Nestlé hat natürlich Recht, wenn das Unternehmen erklärt, seine Arbeitsbeziehungspraktiken entsprächen der jeweiligen nationalen Gesetzgebung. In einem Zeitalter globaler Fusionen, Übernahmen, Produktions- und Vertriebstätigkeiten ist die nationale Gesetzgebung aber nur allzu oft unzulänglich. Konzernarroganz bleibt Konzernarroganz, auch wenn sie durch das Gesetz geschützt wird.

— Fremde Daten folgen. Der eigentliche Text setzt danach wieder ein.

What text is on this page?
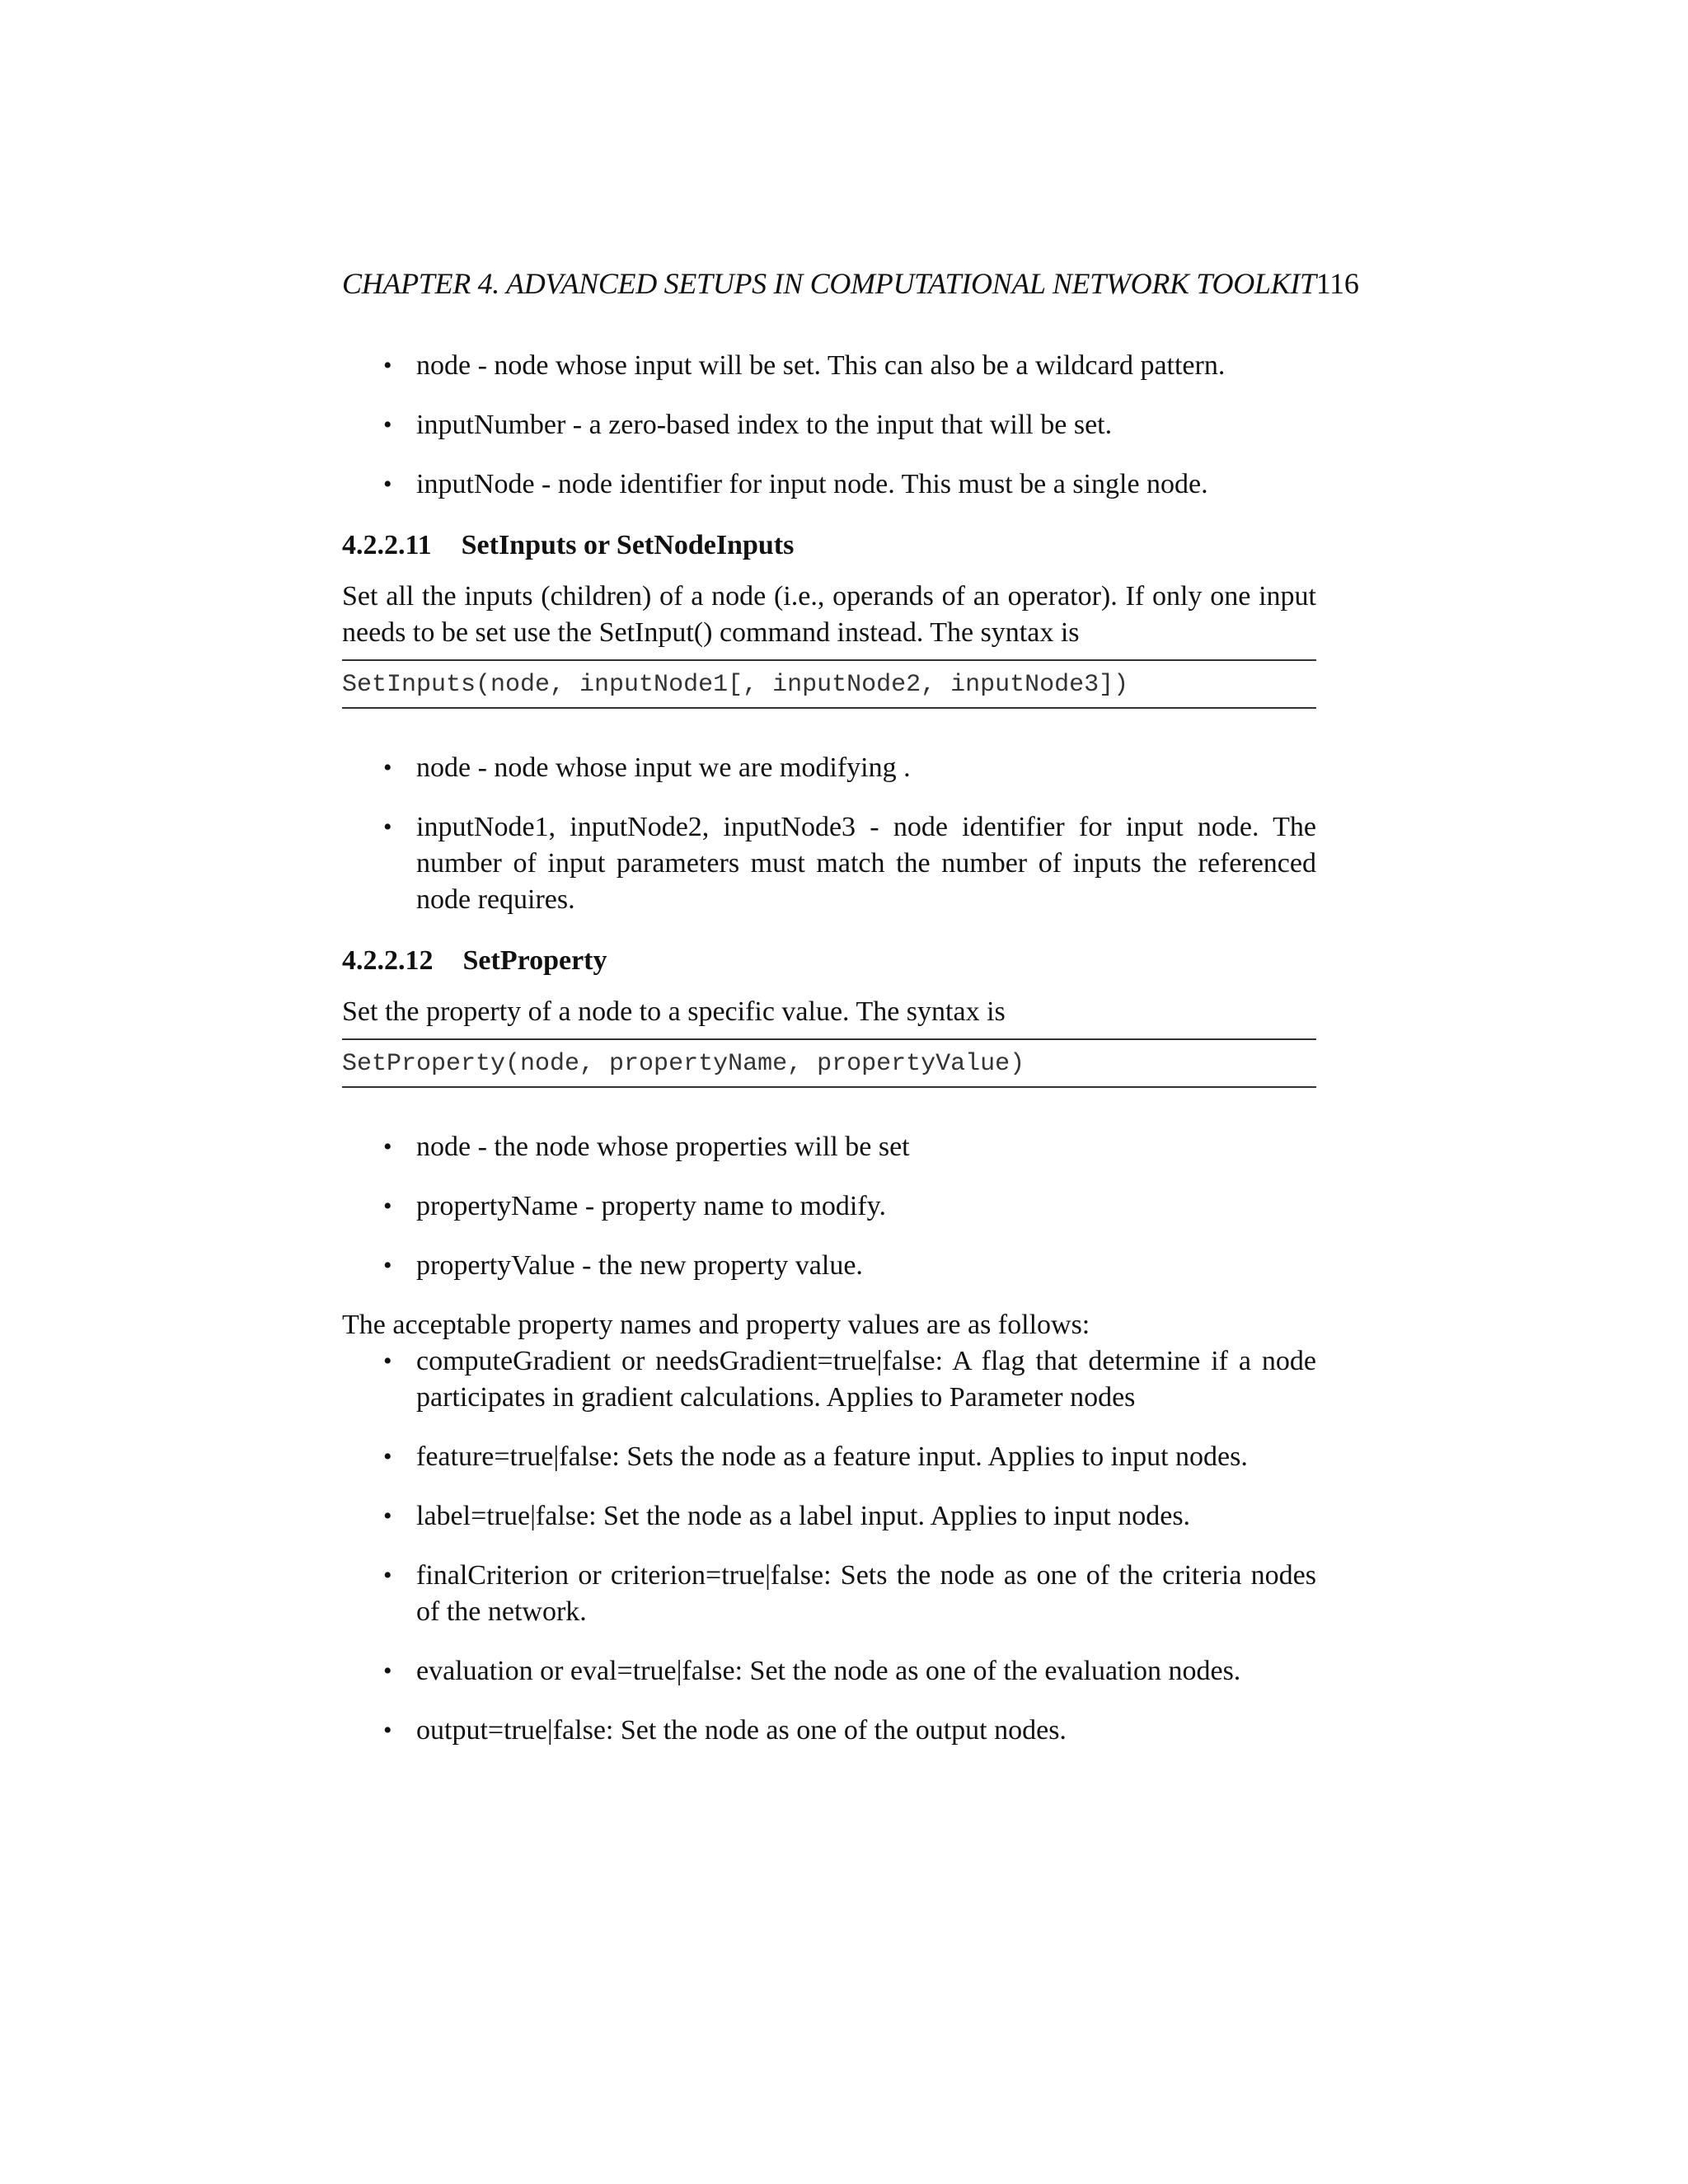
CHAPTER 4. ADVANCED SETUPS IN COMPUTATIONAL NETWORK TOOLKIT116
• node - node whose input will be set. This can also be a wildcard pattern.
• inputNumber - a zero-based index to the input that will be set.
• inputNode - node identifier for input node. This must be a single node.
4.2.2.11 SetInputs or SetNodeInputs

Set all the inputs (children) of a node (i.e., operands of an operator). If only one input needs to be set use the SetInput() command instead. The syntax is

SetInputs(node, inputNode1[, inputNode2, inputNode3])
• node - node whose input we are modifying .
• inputNode1, inputNode2, inputNode3 - node identifier for input node. The number of input parameters must match the number of inputs the referenced node requires.
4.2.2.12 SetProperty

Set the property of a node to a specific value. The syntax is

SetProperty(node, propertyName, propertyValue)
• node - the node whose properties will be set
• propertyName - property name to modify.
• propertyValue - the new property value.

The acceptable property names and property values are as follows:

• computeGradient or needsGradient=true|false: A flag that determine if a node participates in gradient calculations. Applies to Parameter nodes
• feature=true|false: Sets the node as a feature input. Applies to input nodes.
• label=true|false: Set the node as a label input. Applies to input nodes.
• finalCriterion or criterion=true|false: Sets the node as one of the criteria nodes of the network.
• evaluation or eval=true|false: Set the node as one of the evaluation nodes.
• output=true|false: Set the node as one of the output nodes.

Als globaler Konzern hat Nestlé die Freiheit, Investitionen zu tätigen und aufzulösen, zu rationalisieren und die Produktion zu verlagern, um "Eckdaten" und die Forderungen der Aktionäre zu erfüllen - und Verhandlungen mit Gewerkschaften auf allen Ebenen abzulehnen, auf denen Verhandlungen nicht gesetztlich vorgeschrieben sind. Gewerkschaften werden mit den Konsequenzen der globalen Umstrukturierung konfrontiert und sind deshalb immer wieder dazu verurteilt, lokale Kämpfe mit lokalen Unternehmensleitern zu führen. Diese Kämpfe finden notwendigerweise unter höchst ungleichen Bedingungen statt.

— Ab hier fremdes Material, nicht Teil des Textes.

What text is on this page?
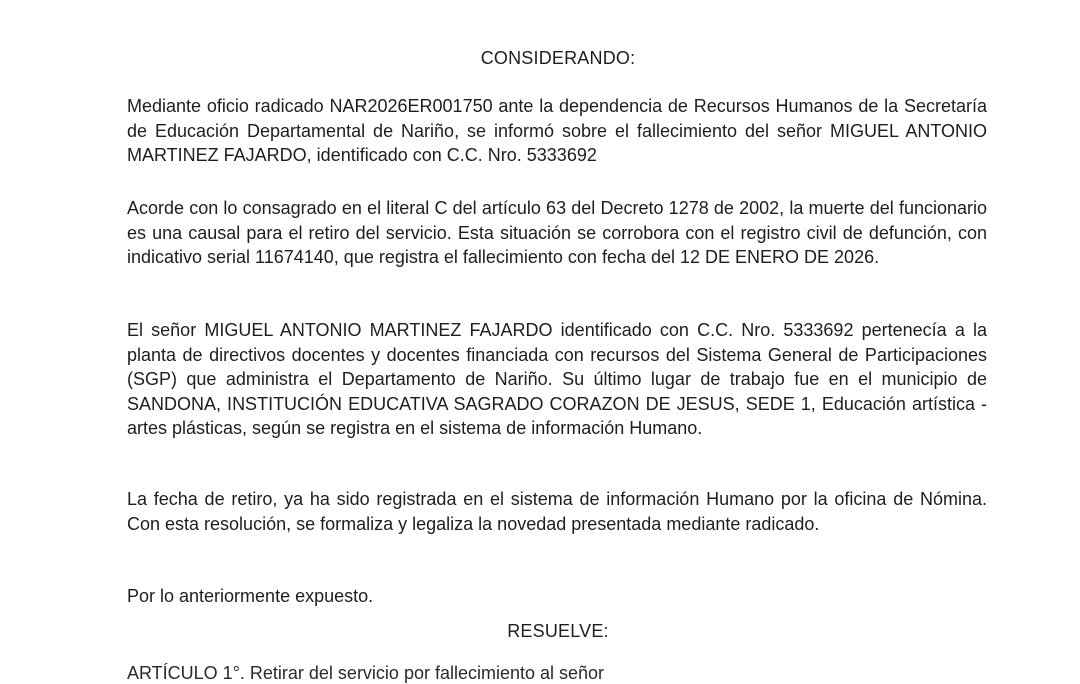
CONSIDERANDO:

Mediante oficio radicado NAR2026ER001750 ante la dependencia de Recursos Humanos de la Secretaría de Educación Departamental de Nariño, se informó sobre el fallecimiento del señor MIGUEL ANTONIO MARTINEZ FAJARDO, identificado con C.C. Nro. 5333692

Acorde con lo consagrado en el literal C del artículo 63 del Decreto 1278 de 2002, la muerte del funcionario es una causal para el retiro del servicio. Esta situación se corrobora con el registro civil de defunción, con indicativo serial 11674140, que registra el fallecimiento con fecha del 12 DE ENERO DE 2026.

El señor MIGUEL ANTONIO MARTINEZ FAJARDO identificado con C.C. Nro. 5333692 pertenecía a la planta de directivos docentes y docentes financiada con recursos del Sistema General de Participaciones (SGP) que administra el Departamento de Nariño. Su último lugar de trabajo fue en el municipio de SANDONA, INSTITUCIÓN EDUCATIVA SAGRADO CORAZON DE JESUS, SEDE 1, Educación artística - artes plásticas, según se registra en el sistema de información Humano.

La fecha de retiro, ya ha sido registrada en el sistema de información Humano por la oficina de Nómina. Con esta resolución, se formaliza y legaliza la novedad presentada mediante radicado.

Por lo anteriormente expuesto.

RESUELVE:
ARTÍCULO 1°. Retirar del servicio por fallecimiento al señor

Für die Arbeitnehmer in aller Welt bedeuten globale Eckdaten globale Kahlschläge, die Leben zerstören und Gemeinwesen vernichten. Um hier wirksamen Widerstand zu leisten und Fortschritte zu erzielen, brauchen wir die internationale Anerkennung unserer kollektiven Rechte und unseres Vertretungsanspruchs. Wir brauchen "Eckdaten" unserer Gewinne, um eine Mindestbasis zu schaffen, auf der wir aufbauen und konsolidieren können. Die Gewerkschaften brauchen einen globalen Verhandlungstisch auf der Grundlage globaler Rechte und globaler Normen. Im Fall Nestlé bedeutet das die Schaffung von Rahmenbedingungen für die Anerkennung der IUL, die die überwiegende Mehrheit der gewerkschaftlich organisierten Arbeitnehmer des Konzerns vertritt, und für Verhandlungen mit ihr.